Nuove demolizioni a Gerusalemme Est. Stavolta nel mirino dei bulldozer israeliani c’è la moschea di Ras al-Amoud, quartiere palestinese di Gerusalemme Est, alle porte della Città Vecchia. Ieri il tribunale israeliano ha rigettato l’appello presentato dalla comunità per fermare la demolizione parziale della moschea Muhammad al-Fatih, perché costruita senza i necessari permessi rilasciati dal Comune di Gerusalemme. A riportare la notizia è stato l’iman Sabri Abu Diab, che ha aggiunto che la parte della moschea sotto ordine di demolizione è quella destinata alla preghiera delle donne.
La moschea era stata costruita nel 2009 per accogliere i tanti fedeli musulmani a cui non è possibile accedere alla moschea di Al Aqsa, sulla Spianata delle Moschee. Da tempo i legali della moschea hanno avanzato richieste di riconoscimento della legalità della costruzione, chiedendo più volte i permessi di costruzione, ma le autorità israeliane hanno sempre rigettato gli appelli.

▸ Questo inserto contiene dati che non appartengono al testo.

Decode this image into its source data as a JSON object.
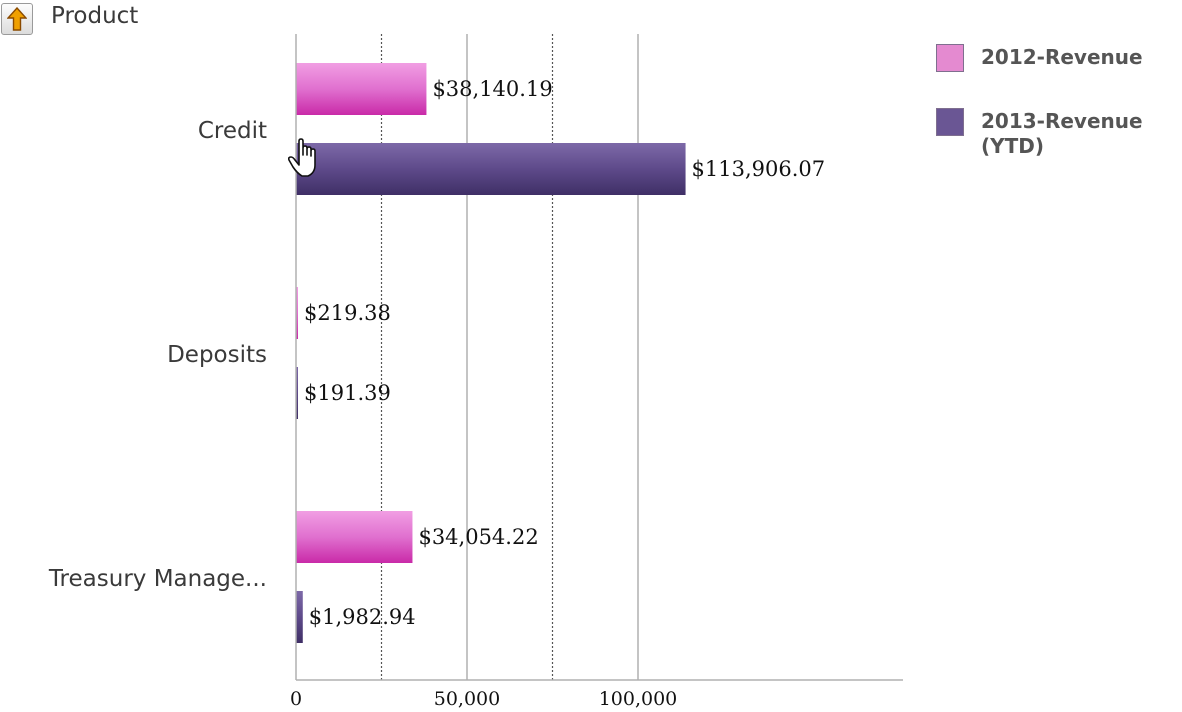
{
  "dimension": {
    "title": "Product",
    "drill_icon": "up-arrow-icon"
  },
  "chart_data": {
    "type": "bar",
    "orientation": "horizontal",
    "categories": [
      "Credit",
      "Deposits",
      "Treasury Manage..."
    ],
    "series": [
      {
        "name": "2012-Revenue",
        "color": "#e48ad0",
        "values": [
          38140.19,
          219.38,
          34054.22
        ],
        "labels": [
          "$38,140.19",
          "$219.38",
          "$34,054.22"
        ]
      },
      {
        "name": "2013-Revenue\n(YTD)",
        "color": "#6a5694",
        "values": [
          113906.07,
          191.39,
          1982.94
        ],
        "labels": [
          "$113,906.07",
          "$191.39",
          "$1,982.94"
        ]
      }
    ],
    "xlim": [
      0,
      180000
    ],
    "ticks": [
      0,
      50000,
      100000
    ],
    "tick_labels": [
      "0",
      "50,000",
      "100,000"
    ],
    "minor_gridlines": [
      25000,
      75000
    ],
    "grid": true,
    "legend_position": "top-right"
  }
}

La moschea si trova nel martoriato quartiere di Ras al-Amoud, vicino a Silwan. Il quartiere è da anni target dei coloni israeliani che dal 1997 hanno occupato una casa palestinese, ribattezzando l’insediamento Ma’ale Zeitim. Negli anni il governo israeliano ha pianificato e implementato la costruzione di oltre cento nuove unità abitative per coloni nel quartiere palestinese: le prime 50 case sono state completate nel 2003, le successive 60 sono terminate da poco. Ultima in ordine di tempo la costruzione di altre 20 unità abitative, attraverso la demolizione della casa della famiglia palestinese Hamdallah: dopo anni di battaglie legali, lo scorso settembre le forze di polizia israeliane hanno sfrattato con la forza la famiglia palestinese.

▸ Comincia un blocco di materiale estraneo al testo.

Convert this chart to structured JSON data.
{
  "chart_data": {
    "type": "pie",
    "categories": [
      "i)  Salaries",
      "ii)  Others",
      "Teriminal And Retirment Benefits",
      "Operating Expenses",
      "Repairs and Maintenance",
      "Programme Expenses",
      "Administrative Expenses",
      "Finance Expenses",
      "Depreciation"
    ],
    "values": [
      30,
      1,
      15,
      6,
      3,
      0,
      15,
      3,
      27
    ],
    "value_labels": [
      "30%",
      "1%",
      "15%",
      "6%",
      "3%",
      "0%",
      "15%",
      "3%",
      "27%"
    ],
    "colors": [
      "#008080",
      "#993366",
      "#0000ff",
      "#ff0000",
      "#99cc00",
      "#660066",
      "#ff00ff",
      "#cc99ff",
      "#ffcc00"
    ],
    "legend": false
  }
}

Il piano di colonizzazione di quartieri come Silwan e Ras al-Amoud rientra nella politica di giudaizzazione della Città Santa: l’obiettivo israeliano è ridurre il più possibile il numero di palestinesi residenti a Gerusalemme, una politica portata avanti sia attraverso demolizioni continue sia attraverso il rifiuto di fornire permessi di costruzione nei quartieri arabi. A ciò si aggiunge la revoca del diritto di residenza, la quasi totale mancanza di servizi pubblici a favore delle zone in cui risiedono le famiglie palestinesi, dalla raccolta dei rifiuti ai trasporti pubblici.
Secondo i dati raccolti dall’associazione israeliana per i diritti umani B’Tselem, dal 2004 a febbraio 2013 a Gerusalemme sono state demolite 442 case e 1.746 persone (di cui 945 minori) sono state lasciate senza un tetto sulla testa.